Companies Act 2014

F363[General provisions as to process advisers - resignation, filling of vacancy, etc.

558ZX

558ZX. (1) Where the person appointed as the process adviser of an eligible company—

(a) dies,

(b) becomes incapable (whether through ill-health or otherwise) of performing the functions of a process adviser in relation to the eligible company,

(c) resigns as process adviser, or

(d) is no longer qualified to perform the functions conferred on a process adviser by this Act,

the directors of the eligible company shall, as soon as practicable after becoming aware of the fact, consider whether to pass a resolution appointing another person as process adviser.

(2) Where the directors of the eligible company pass a resolution appointing a new process adviser, they shall, within 48 hours of the appointment—

(a) deliver notice of the appointment to—

(i) the Registrar, and

(ii) the office of the relevant court,

and

(b) give notice of the appointment to the persons mentioned in subsection (3).

(3) The persons are—

(a) employees of the eligible company,

(b) members of the eligible company,

(c) creditors of the eligible company,

(d) the Revenue Commissioners, and

(e) such other persons as may be prescribed.

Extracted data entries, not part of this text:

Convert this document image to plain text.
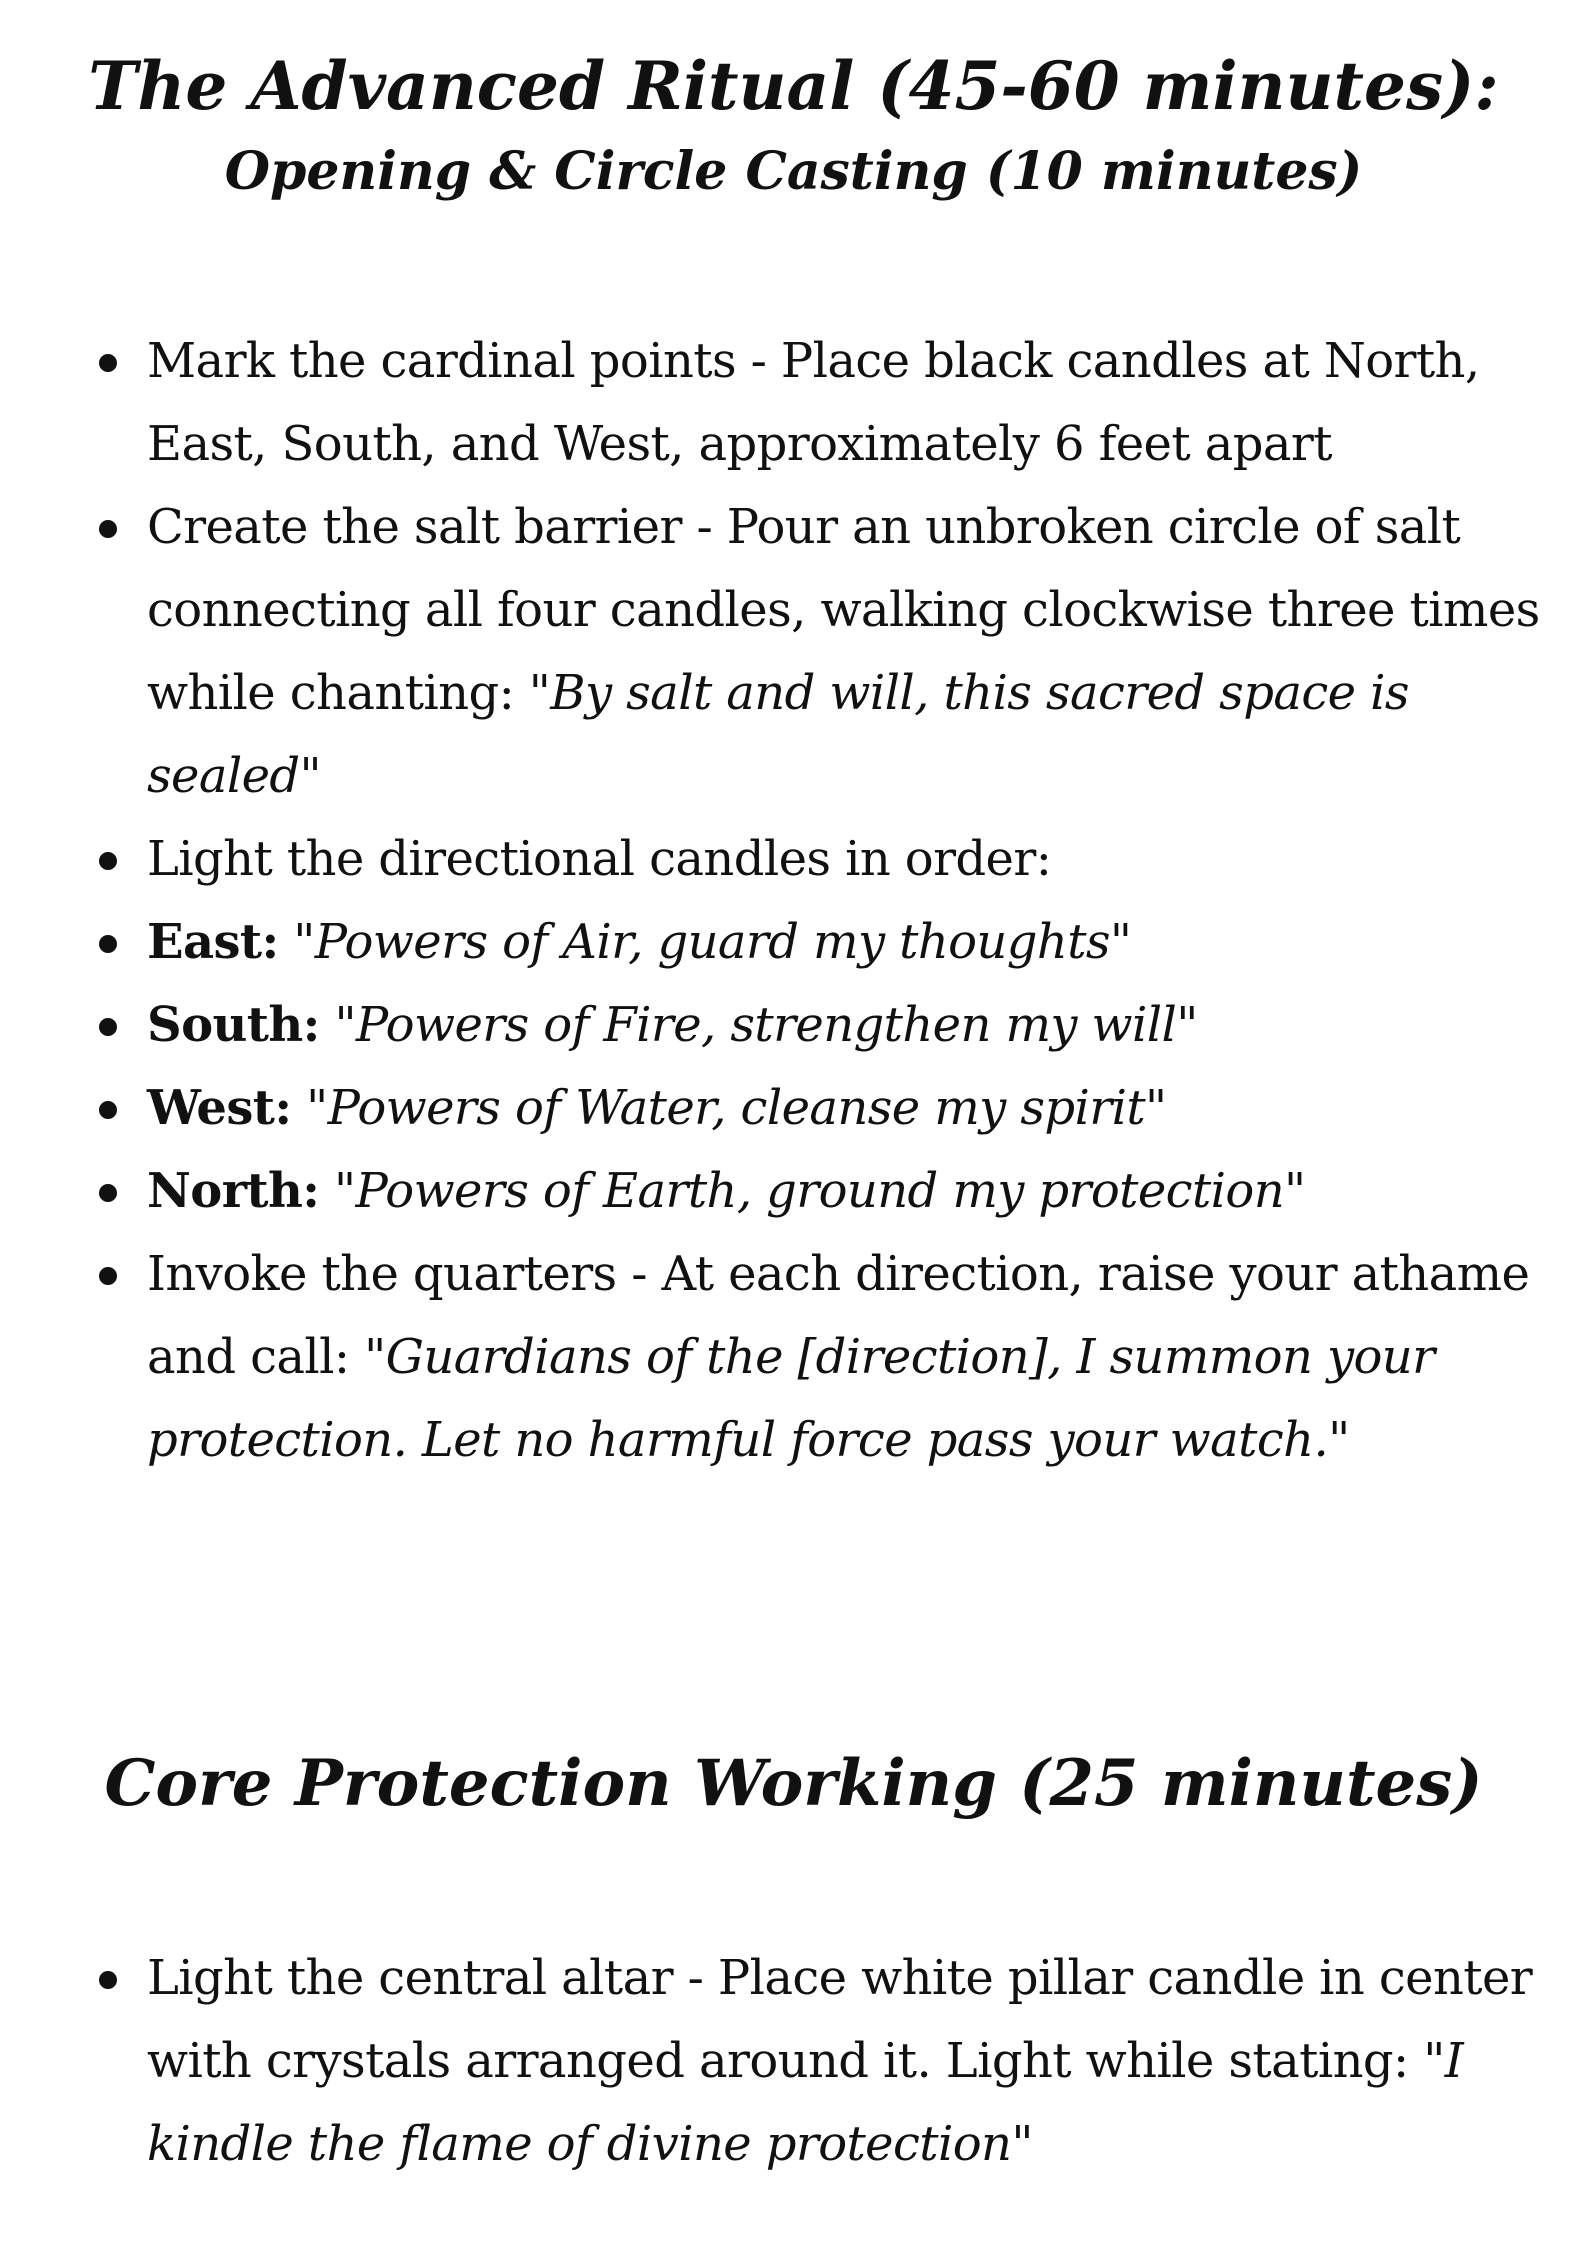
The Advanced Ritual (45-60 minutes):
Opening & Circle Casting (10 minutes)
Mark the cardinal points - Place black candles at North, East, South, and West, approximately 6 feet apart
Create the salt barrier - Pour an unbroken circle of salt connecting all four candles, walking clockwise three times while chanting: "By salt and will, this sacred space is sealed"
Light the directional candles in order:
East: "Powers of Air, guard my thoughts"
South: "Powers of Fire, strengthen my will"
West: "Powers of Water, cleanse my spirit"
North: "Powers of Earth, ground my protection"
Invoke the quarters - At each direction, raise your athame and call: "Guardians of the [direction], I summon your protection. Let no harmful force pass your watch."
Core Protection Working (25 minutes)
Light the central altar - Place white pillar candle in center with crystals arranged around it. Light while stating: "I kindle the flame of divine protection"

(4) A process adviser shall be described by the style of "the process adviser" of the particular eligible company in respect of which he or she is appointed and not by his or her name.

(5) In carrying out the functions conferred on a process adviser under this Part, a process adviser shall be deemed to be an officer of the court.

(6) The acts of a process adviser shall be valid notwithstanding any defects that may afterwards be discovered in his or her appointment or qualification.

(7) A process adviser shall be personally liable on any contract entered into by him or her in the performance of his or her functions (whether such contract is entered into by the process adviser in the name of the eligible company concerned or in his or her own name as process adviser or otherwise) unless the contract provides that he or she is not to be personally liable on such contract.

(8) The process adviser shall, in respect of that personal liability, be entitled to indemnity out of the assets of the eligible company concerned.

(9) Nothing in subsection (7) or (8) shall be taken as limiting any right to indemnity which the process adviser would have apart from either subsection, or as limiting the process adviser’s liability on contracts entered into without authority or as conferring any right to indemnity in respect of that liability.]

Annotations

Amendments:

F363

Inserted (7.12.2021) by Companies (Rescue Process for Small and Micro Companies) Act 2021 (30/2021), s. 3, S.I. No. 673 of 2021.